Of the four ruler candidates, my favorite by far is Luca (Sorry Jale and Dante). Guy brings his pet cobra to the introductory dinner table and makes no comments about it. Who could not be a fan? Luca in a way, is an older, wiser, and more cunning rendition of your “dark, mysterious, and probably evil YA love interest”, yet his characterization is just so compelling to read. I also really loved that Luca, despite occasionally flirting with Lysande, doing her favors, is absolutely not her ally. He has his own goals and if that means going against Lysande’s will, so be it. Such is the game of politics, right?

Despite the political machinations, despite the character work, I think what really made The Councillor difficult to get through was the slow pacing. The Councillor is slow. Really slow. Lysande spends a lot of time introspecting, a lot of time being sad that Sarelin isn’t there to guide her, a lot of time telling herself she’s only going to temporarily take more dragon scale, etc. While I don’t mind a character-driven novels, despite all of Lysande’s musings, I never really found myself emotionally connecting to her. Likewise, it felt like there was a gap between her musings and the actions she decides to take, like there’s a single critical step in a logic puzzle missing when going from state A to B.

Another minor complaint I have is that Beaton spends the majority of this book trying to push Lysande and her advisor Desert together, when Luca is RIGHT THERE. Stop trying to make Desert happen. he has the personality of the wet rag. I’m sorry but they really have no chemistry together, While Lysande and Luca have phenomenal chemistry and you get the added trope of enemies-to-lovers? Enemies-as-lovers? Not sure what you’d call it but it’s some good, quality content and I have to suffer this dishrag instead. Add on Lysande and Luca’s lowkey (except not really) dom/sub dynamic (I’m here for more female dommes in SFF) and like, what even is the point of your existence Derset?

Finally, a big portion of this book is about determining Sarelin’s assassin, and which of these four rulers aided it.

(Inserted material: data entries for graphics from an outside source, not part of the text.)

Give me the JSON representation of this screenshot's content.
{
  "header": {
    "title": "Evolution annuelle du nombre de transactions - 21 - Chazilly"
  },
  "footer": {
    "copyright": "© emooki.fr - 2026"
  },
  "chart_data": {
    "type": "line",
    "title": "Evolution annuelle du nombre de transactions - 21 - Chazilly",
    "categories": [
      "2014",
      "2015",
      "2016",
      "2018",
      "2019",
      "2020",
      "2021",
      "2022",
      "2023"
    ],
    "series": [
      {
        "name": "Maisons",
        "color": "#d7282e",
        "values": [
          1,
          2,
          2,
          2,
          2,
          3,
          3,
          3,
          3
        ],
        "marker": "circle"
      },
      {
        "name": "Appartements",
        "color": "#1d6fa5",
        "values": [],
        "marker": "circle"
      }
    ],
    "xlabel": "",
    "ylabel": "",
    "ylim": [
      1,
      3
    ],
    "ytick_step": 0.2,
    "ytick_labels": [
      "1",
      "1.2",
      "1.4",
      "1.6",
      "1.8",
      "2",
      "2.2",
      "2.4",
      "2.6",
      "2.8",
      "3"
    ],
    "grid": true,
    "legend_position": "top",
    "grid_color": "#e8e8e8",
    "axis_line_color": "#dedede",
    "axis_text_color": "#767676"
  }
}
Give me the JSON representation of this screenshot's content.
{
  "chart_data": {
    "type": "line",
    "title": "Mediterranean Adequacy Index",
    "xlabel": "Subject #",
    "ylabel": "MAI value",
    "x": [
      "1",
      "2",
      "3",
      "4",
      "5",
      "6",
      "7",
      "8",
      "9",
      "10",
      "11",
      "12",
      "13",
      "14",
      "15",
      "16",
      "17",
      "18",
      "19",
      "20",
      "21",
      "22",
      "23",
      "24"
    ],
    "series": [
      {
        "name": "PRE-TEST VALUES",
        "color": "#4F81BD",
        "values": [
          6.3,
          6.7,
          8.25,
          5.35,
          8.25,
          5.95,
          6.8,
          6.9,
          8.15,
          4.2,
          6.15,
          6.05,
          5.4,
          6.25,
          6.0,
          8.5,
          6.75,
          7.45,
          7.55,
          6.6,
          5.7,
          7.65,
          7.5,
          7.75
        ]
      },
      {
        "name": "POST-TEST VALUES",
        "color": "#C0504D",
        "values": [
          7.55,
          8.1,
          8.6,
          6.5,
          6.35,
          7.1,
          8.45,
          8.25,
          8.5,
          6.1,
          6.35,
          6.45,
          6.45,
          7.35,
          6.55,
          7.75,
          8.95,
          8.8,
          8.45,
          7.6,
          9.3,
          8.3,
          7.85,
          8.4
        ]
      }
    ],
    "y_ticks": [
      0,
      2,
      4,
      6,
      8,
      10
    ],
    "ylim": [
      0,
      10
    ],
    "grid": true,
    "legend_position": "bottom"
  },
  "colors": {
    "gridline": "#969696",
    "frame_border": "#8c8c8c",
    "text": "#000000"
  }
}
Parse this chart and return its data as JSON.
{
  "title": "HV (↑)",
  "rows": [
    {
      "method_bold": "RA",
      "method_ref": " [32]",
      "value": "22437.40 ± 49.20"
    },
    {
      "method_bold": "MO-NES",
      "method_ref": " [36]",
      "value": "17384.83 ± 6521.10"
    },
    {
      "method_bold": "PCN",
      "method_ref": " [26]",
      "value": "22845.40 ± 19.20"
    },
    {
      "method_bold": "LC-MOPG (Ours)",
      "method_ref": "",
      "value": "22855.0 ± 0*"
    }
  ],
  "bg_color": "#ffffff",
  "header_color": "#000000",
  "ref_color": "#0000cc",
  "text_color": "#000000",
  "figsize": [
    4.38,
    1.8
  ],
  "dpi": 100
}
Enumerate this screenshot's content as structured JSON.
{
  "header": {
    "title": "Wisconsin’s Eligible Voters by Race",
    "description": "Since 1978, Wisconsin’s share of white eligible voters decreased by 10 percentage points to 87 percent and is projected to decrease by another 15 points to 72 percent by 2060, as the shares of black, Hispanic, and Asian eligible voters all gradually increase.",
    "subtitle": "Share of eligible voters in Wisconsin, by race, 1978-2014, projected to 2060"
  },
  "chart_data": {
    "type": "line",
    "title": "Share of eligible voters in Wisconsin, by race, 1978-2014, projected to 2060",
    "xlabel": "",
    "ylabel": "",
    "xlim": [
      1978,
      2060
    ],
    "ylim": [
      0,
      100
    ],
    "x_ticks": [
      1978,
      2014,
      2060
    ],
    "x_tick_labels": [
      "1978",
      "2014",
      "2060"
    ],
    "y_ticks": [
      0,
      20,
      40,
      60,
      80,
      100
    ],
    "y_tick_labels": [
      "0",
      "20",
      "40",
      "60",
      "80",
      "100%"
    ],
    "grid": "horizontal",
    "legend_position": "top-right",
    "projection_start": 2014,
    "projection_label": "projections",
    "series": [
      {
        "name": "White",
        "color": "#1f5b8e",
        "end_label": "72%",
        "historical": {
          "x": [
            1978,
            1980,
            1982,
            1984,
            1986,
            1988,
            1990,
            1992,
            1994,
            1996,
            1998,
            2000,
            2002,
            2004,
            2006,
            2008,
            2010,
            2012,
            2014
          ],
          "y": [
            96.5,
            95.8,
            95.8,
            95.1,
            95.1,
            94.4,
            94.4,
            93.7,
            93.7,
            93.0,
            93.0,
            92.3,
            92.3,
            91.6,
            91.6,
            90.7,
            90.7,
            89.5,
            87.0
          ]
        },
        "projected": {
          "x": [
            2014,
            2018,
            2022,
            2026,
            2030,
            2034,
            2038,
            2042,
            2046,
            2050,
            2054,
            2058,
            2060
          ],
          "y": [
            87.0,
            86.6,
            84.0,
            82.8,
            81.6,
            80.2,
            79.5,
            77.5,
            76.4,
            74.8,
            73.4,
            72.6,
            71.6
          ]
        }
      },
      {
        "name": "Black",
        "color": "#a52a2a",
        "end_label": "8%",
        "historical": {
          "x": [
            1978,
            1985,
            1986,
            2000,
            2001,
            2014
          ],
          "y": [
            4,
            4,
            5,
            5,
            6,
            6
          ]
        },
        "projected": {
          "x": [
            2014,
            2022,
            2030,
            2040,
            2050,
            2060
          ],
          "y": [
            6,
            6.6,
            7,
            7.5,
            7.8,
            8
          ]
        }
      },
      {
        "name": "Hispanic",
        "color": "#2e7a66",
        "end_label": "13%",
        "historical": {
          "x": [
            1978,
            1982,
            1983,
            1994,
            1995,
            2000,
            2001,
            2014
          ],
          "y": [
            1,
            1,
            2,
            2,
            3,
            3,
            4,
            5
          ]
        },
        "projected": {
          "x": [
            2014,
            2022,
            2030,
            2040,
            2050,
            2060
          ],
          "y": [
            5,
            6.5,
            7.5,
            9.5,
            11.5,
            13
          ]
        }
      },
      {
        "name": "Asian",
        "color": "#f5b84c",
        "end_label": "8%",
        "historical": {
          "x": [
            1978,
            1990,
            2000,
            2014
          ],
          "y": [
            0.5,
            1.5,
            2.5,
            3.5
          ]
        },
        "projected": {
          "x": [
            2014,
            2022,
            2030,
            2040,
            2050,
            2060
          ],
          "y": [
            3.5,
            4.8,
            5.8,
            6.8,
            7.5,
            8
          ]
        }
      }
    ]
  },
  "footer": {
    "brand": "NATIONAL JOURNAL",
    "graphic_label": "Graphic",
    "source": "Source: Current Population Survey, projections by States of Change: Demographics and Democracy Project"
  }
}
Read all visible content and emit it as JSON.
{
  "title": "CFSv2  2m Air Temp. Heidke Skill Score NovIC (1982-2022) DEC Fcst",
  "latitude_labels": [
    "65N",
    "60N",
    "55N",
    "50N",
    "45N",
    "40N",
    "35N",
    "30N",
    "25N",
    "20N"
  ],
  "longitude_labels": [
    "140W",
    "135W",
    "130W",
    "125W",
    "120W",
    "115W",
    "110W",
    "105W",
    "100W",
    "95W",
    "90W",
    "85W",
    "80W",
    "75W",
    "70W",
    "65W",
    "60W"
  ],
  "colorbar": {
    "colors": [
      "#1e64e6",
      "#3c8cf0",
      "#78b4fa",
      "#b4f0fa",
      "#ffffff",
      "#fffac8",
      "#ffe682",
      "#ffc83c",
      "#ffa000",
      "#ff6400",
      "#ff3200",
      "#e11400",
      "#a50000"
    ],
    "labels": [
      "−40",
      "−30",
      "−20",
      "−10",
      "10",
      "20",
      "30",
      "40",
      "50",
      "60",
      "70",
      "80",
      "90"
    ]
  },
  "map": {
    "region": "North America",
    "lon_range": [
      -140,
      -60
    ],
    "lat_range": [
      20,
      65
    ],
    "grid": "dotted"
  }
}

With every meeting, with every decision, this is a factor that weighs heavily on Lysande’s mind. Around 30% in, we learn that there’s a spy admits this party of rulers Lysande is traveling with and this intrigue carries throughout the book as Lysande scrutinizes every action. Personally, I thought the identity of that spy was extremely obvious and for me, it really detracted from the mystery when with every musing I just wanted to scream, “No it’s ___!”

Overall, I rate this book a 3/5. There was a ton of potential and the Machiavellian-inspired politiking really should have been right up my street. Unfortunately, with the slow pacing and lack of real intrigue, I found The Councillor somewhat lacking instead.


r/Fantasy 2020-2021 Bingo Squares:

  • Novel Featuring Politics
  • Feminist Novel

Publication Date: 2 March 2021
Publisher: DAW
Format: eBook, ARC
Pages: 448
Word Count: ~165,000
ISBN: 075641699X
Buy It Here: Amazon | Google Books | Barnes and Nobles | Goodreads

3 thoughts on “The Councillor by EJ Beaton

  1. I was kinda curious about this, but I’m not in the mood for slow books atm. Also I already hate Desert and I haven’t even met him.